Read more about Seamstressing as a symbol in Tom Lake.
By contrast, Duke spends much of his life avoiding responsibility. While Lara chose stability, Duke pursued fame and personal indulgence, often without considering the long-term effects of his actions. Their cold, perfunctory sexual interaction in the care facility reminds Lara of how little Duke actually engages and connects with other people. They have spent years thinking about one another, but their sexual reunion is a disappointing tryst in a bathroom that takes less than fifteen minutes from start to finish. Duke ostensibly reached out to Lara as part of his therapeutic exercises in making amends, but in reality, he just wants to find sexual release in the comfort of her body. The news of his death by drowning fits the arc of his spontaneous, reckless life. Lara is certain that Duke’s drowning wasn’t accidental and that he committed suicide, although she also doesn’t mention this to her daughters. In a way, Duke’s death is his final performance.
Read more about the novels’s theme of Moral and Ethical Responsibility.

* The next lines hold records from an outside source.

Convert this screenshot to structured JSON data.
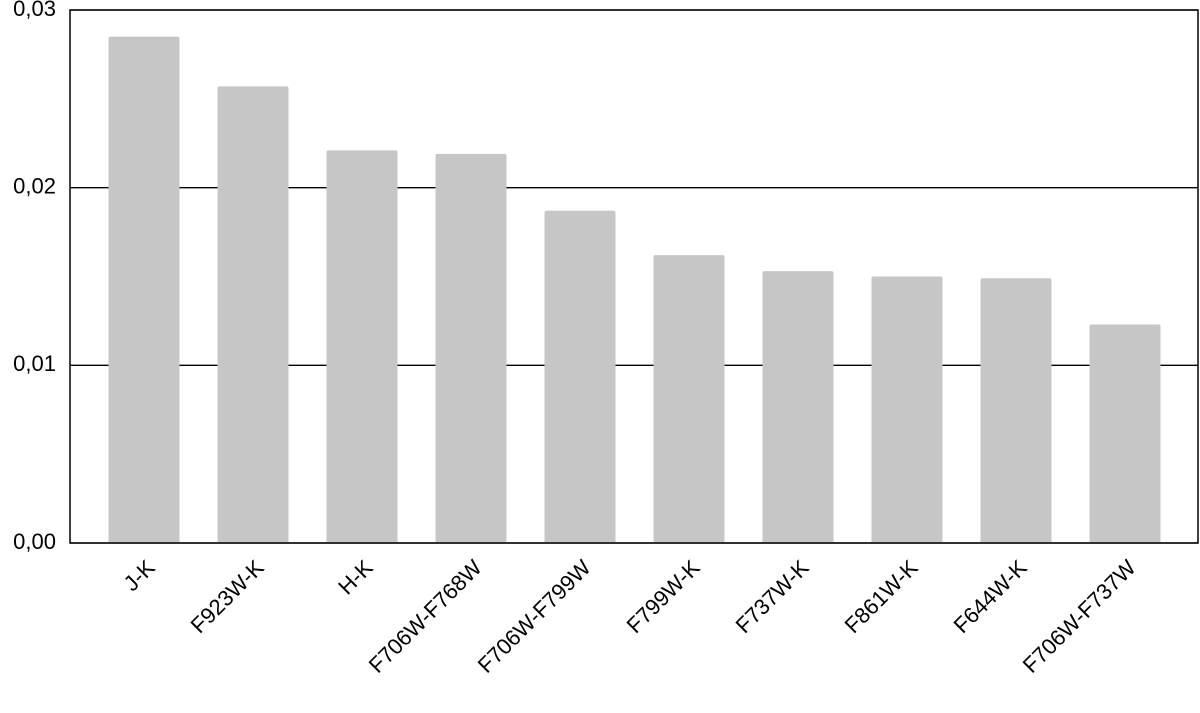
{
  "chart_data": {
    "type": "bar",
    "categories": [
      "J-K",
      "F923W-K",
      "H-K",
      "F706W-F768W",
      "F706W-F799W",
      "F799W-K",
      "F737W-K",
      "F861W-K",
      "F644W-K",
      "F706W-F737W"
    ],
    "values": [
      0.0285,
      0.0257,
      0.0221,
      0.0219,
      0.0187,
      0.0162,
      0.0153,
      0.015,
      0.0149,
      0.0123
    ],
    "color": "#c6c6c6",
    "ylim": [
      0,
      0.03
    ],
    "yticks": [
      {
        "value": 0,
        "label": "0,00"
      },
      {
        "value": 0.01,
        "label": "0,01"
      },
      {
        "value": 0.02,
        "label": "0,02"
      },
      {
        "value": 0.03,
        "label": "0,03"
      }
    ],
    "grid": true
  }
}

Lara’s relationship with Joe also takes on a new dimension for the daughters as they learn more about how their parents came back together. They had been excitedly waiting to hear about the grand romance between Duke and Lara but end up being more invested in their parents’ love story. In comparison to Duke, who shirks responsibility wherever he can, Joe is a fortress of solidity and safety even in his youth. He proves this by providing financial support for the cherry farm, even getting them into commercials for Skippy peanut butter to help the family business stay afloat. The way Lara and Joe rekindled their relationship after years apart feels less dramatic than the daughters may have imagined, but it shows the beauty of the steady, meaningful life that Lara ultimately chose over her whirlwind relationship with Duke. While her romance with their father might not have been a captivating roller coaster, Emily and her sisters come to realize that the love their mother has for Joe is both deeper and more important than her infatuation with Duke.